Un semáforo en París
Hacia el final del día, el guardia de tráfico francés que había estado controlando la circulación toda la jornada había sido sustituido por un guardia de tráfico del ejército alemán sin que nadie en los coches se diera cuenta
La sencillez es atroz y verdaderamente aterradora. Tanto, que nos obligamos a tejer narrativas complejas para revestir la realidad esquelética, la realidad austera, cruda y desprovista de adorno, para soportarla y lidiar con ella. Cuando Roma dejó de ser el centro del mundo fue la última en enterarse. La historia y la vida rara vez se despliegan como se espera. Miles de años después seguimos teniendo fe en las gestas y en los gestos grandilocuentes, en las estampas al óleo de los palacios y en la violencia de trueno que anuncia el fin de una era.
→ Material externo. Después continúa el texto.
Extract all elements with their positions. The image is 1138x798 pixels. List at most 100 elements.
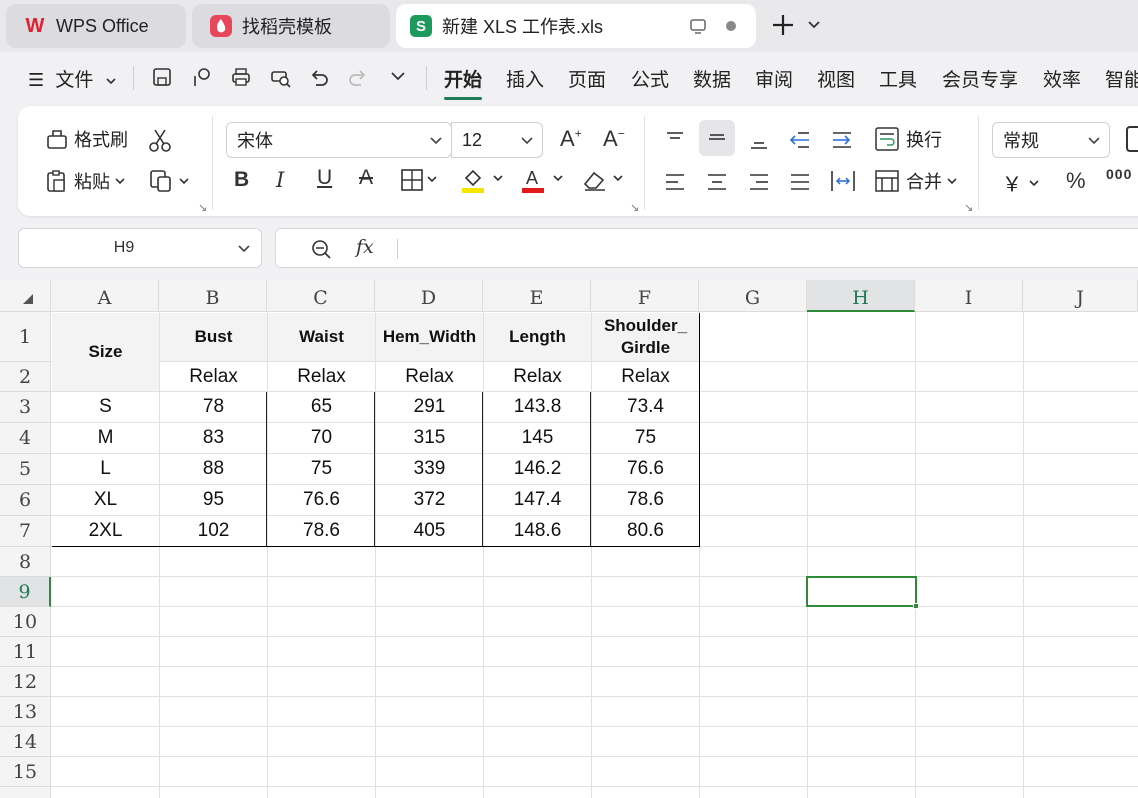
column-header-b[interactable]: B	[159, 280, 267, 312]
row-header[interactable]: 13	[0, 697, 51, 727]
align-middle-icon[interactable]	[699, 120, 735, 156]
fill-handle[interactable]	[913, 603, 919, 609]
table-cell[interactable]: 145	[484, 423, 591, 453]
table-cell[interactable]: 76.6	[268, 485, 375, 515]
align-right-icon[interactable]	[747, 170, 771, 199]
menu-item-formulas[interactable]: 公式	[631, 65, 669, 92]
font-size-combo[interactable]: 12	[451, 122, 543, 158]
row-header[interactable]: 14	[0, 727, 51, 757]
column-header-g[interactable]: G	[699, 280, 807, 312]
group-launcher-icon[interactable]: ↘	[198, 201, 207, 214]
table-subheader[interactable]: Relax	[160, 362, 267, 391]
table-cell[interactable]: 75	[268, 454, 375, 484]
wrap-text-button[interactable]: 换行	[874, 126, 942, 152]
export-icon[interactable]	[190, 66, 214, 90]
table-cell[interactable]: 405	[376, 516, 483, 546]
table-subheader[interactable]: Relax	[592, 362, 699, 391]
table-cell[interactable]: 95	[160, 485, 267, 515]
spreadsheet-grid[interactable]: A B C D E F G H I J 1 2 3 4 5 6 7 8 9 10…	[0, 280, 1138, 798]
table-subheader[interactable]: Relax	[484, 362, 591, 391]
align-bottom-icon[interactable]	[747, 128, 771, 157]
font-color-icon[interactable]: A	[521, 166, 567, 199]
table-header-waist[interactable]: Waist	[268, 313, 375, 361]
menu-item-insert[interactable]: 插入	[506, 65, 544, 92]
zoom-search-icon[interactable]	[310, 238, 332, 265]
strikethrough-icon[interactable]: A	[359, 166, 373, 190]
table-cell[interactable]: 78.6	[592, 485, 699, 515]
table-cell[interactable]: 315	[376, 423, 483, 453]
menu-item-page[interactable]: 页面	[568, 65, 606, 92]
menu-item-home[interactable]: 开始	[444, 65, 483, 100]
number-format-combo[interactable]: 常规	[992, 122, 1110, 158]
bold-icon[interactable]: B	[234, 168, 249, 192]
menu-item-member[interactable]: 会员专享	[942, 65, 1018, 92]
table-header-size[interactable]: Size	[52, 313, 159, 391]
column-header-f[interactable]: F	[591, 280, 699, 312]
table-cell[interactable]: 76.6	[592, 454, 699, 484]
thousands-separator-icon[interactable]: 000	[1106, 166, 1132, 182]
clear-eraser-icon[interactable]	[581, 166, 627, 199]
row-header[interactable]: 1	[0, 312, 51, 362]
column-header-j[interactable]: J	[1023, 280, 1138, 312]
column-header-d[interactable]: D	[375, 280, 483, 312]
row-header[interactable]: 10	[0, 607, 51, 637]
table-cell[interactable]: S	[52, 392, 159, 422]
distributed-align-icon[interactable]	[830, 168, 856, 199]
format-painter-button[interactable]: 格式刷	[44, 126, 128, 152]
menu-item-tools[interactable]: 工具	[879, 65, 917, 92]
table-cell[interactable]: 146.2	[484, 454, 591, 484]
row-header[interactable]: 6	[0, 485, 51, 516]
tab-list-chevron-icon[interactable]	[806, 16, 822, 32]
row-header[interactable]: 5	[0, 454, 51, 485]
column-header-e[interactable]: E	[483, 280, 591, 312]
monitor-icon[interactable]	[688, 16, 710, 36]
function-fx-icon[interactable]: fx	[356, 236, 374, 258]
row-header[interactable]: 12	[0, 667, 51, 697]
merge-cells-button[interactable]: 合并	[874, 168, 958, 194]
tab-wps-office[interactable]: W WPS Office	[6, 4, 186, 48]
table-header-length[interactable]: Length	[484, 313, 591, 361]
name-box[interactable]: H9	[18, 228, 262, 268]
row-header[interactable]: 4	[0, 423, 51, 454]
table-cell[interactable]: 70	[268, 423, 375, 453]
save-icon[interactable]	[150, 66, 174, 90]
row-header[interactable]: 3	[0, 392, 51, 423]
table-cell[interactable]: 83	[160, 423, 267, 453]
group-launcher-icon[interactable]: ↘	[964, 201, 973, 214]
quick-access-more-icon[interactable]	[386, 66, 410, 90]
table-cell[interactable]: 80.6	[592, 516, 699, 546]
group-launcher-icon[interactable]: ↘	[630, 201, 639, 214]
row-header[interactable]: 9	[0, 577, 51, 607]
formula-bar[interactable]: fx	[275, 228, 1138, 268]
selected-cell-h9[interactable]	[806, 576, 917, 607]
tab-docer-templates[interactable]: 找稻壳模板	[192, 4, 390, 48]
table-cell[interactable]: 291	[376, 392, 483, 422]
table-subheader[interactable]: Relax	[268, 362, 375, 391]
table-cell[interactable]: 339	[376, 454, 483, 484]
align-left-icon[interactable]	[663, 170, 687, 199]
select-all-corner[interactable]	[0, 280, 51, 312]
copy-button[interactable]	[148, 168, 190, 194]
percent-icon[interactable]: %	[1066, 168, 1086, 194]
table-cell[interactable]: 2XL	[52, 516, 159, 546]
menu-item-review[interactable]: 审阅	[755, 65, 793, 92]
increase-indent-icon[interactable]	[830, 128, 854, 157]
borders-icon[interactable]	[400, 168, 442, 197]
table-cell[interactable]: 73.4	[592, 392, 699, 422]
paste-button[interactable]: 粘贴	[44, 168, 126, 194]
align-center-icon[interactable]	[705, 170, 729, 199]
table-subheader[interactable]: Relax	[376, 362, 483, 391]
table-cell[interactable]: 78.6	[268, 516, 375, 546]
table-cell[interactable]: 88	[160, 454, 267, 484]
print-preview-icon[interactable]	[268, 66, 292, 90]
column-header-i[interactable]: I	[915, 280, 1023, 312]
row-header[interactable]: 2	[0, 362, 51, 392]
justify-icon[interactable]	[788, 170, 812, 199]
underline-icon[interactable]: U	[317, 166, 332, 190]
table-cell[interactable]: 78	[160, 392, 267, 422]
table-cell[interactable]: L	[52, 454, 159, 484]
align-top-icon[interactable]	[663, 128, 687, 157]
column-header-h[interactable]: H	[807, 280, 915, 312]
new-tab-plus-icon[interactable]	[770, 12, 796, 38]
table-cell[interactable]: 147.4	[484, 485, 591, 515]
Lo que pasa es que la realidad tiende a ser mucho más sobria, se pliega en silencio, se transfigura con la naturalidad con que un día cualquiera se convierte en el siguiente.
No hubo un solo parisino en 1940 que concibiese una derrota ante Hitler sin el estrépito de una ciudad arrasada. Chaves Nogales lo cuenta en La Agonía de Francia: miles de franceses trataron de abandonar la capital imaginando una durísima batalla mientras la Primera División Motorizada alemana entraba en París. Pero no hubo tal batalla. Lo que ocurrió fue infinitamente más simple. Hacia el final del día, el guardia de tráfico francés que había estado controlando la circulación toda la jornada había sido sustituido por un guardia de tráfico del ejército alemán sin que nadie en los coches se diera cuenta. “Un inmenso imperio se ha derrumbado. Veinte siglos de civilización han sucumbido”, escribió. Y desde fuera solo había cambiado el uniforme del tipo del semáforo.
Ese cambio de uniforme también nos ocurre por dentro. Lo decisivo, lejos de irrumpir, toma posesión de la rutina y la administra. En ese gobierno manso de lo cotidiano es donde empieza a crecer la costumbre. Es un aprendizaje silencioso basado en sostener la normalidad con alfileres, poner en borrador los besos y sus causas y cambiar unos mapas por otros; hay veces que la historia se archiva con nosotros dentro y elegimos la salida de emergencia que es ganarle un día al destino.
Aplazamos lo inevitable de la misma manera que intentamos esquivar la muerte por todos los medios, movidos por la pura supervivencia y siendo conscientes de que tarde o temprano nos abatirá sin reparos. Por eso llenamos las agendas y los almanaques y hacemos planes para el mes que viene, como si el mes que viene nos estuviera garantizado por contrato y convertimos en fe toda postergación y miramos hacia otro lado mientras el tiempo hace su trabajo en silencio: porque no nos queda otra. Al vivir, construimos dos vidas. Por un lado, está la que vivimos, y otra en paralelo, que llenamos de cosas que no ocurren, que convertimos en el trastero de las cosas que no pasan en la otra y que inaugura la contabilidad de lo pendiente; una vida convertida en un desván de anhelo y deseo en el que se esconde el alma cada vez que se nos traspapela.
Y pienso en que todo lo esencial muere desde la sencillez. No hay un instante señalado para la pérdida o el fin. El fin del amor no llega al calor de una gran discusión, sino con el primer gesto que queda sin respuesta; los cielos y las nubes y sus planes son inalterables. Porque la realidad es tan sencilla que es imponderable, es un caos eterno y arbitrario, un infierno de geometrías feroces e impronunciables. He ahí el secreto de su sencillez: que el exceso de detalle colapsa en un estallido de simpleza. De la forma que sea, nunca llegamos a entender del todo que lo decisivo rara vez se presenta como importante.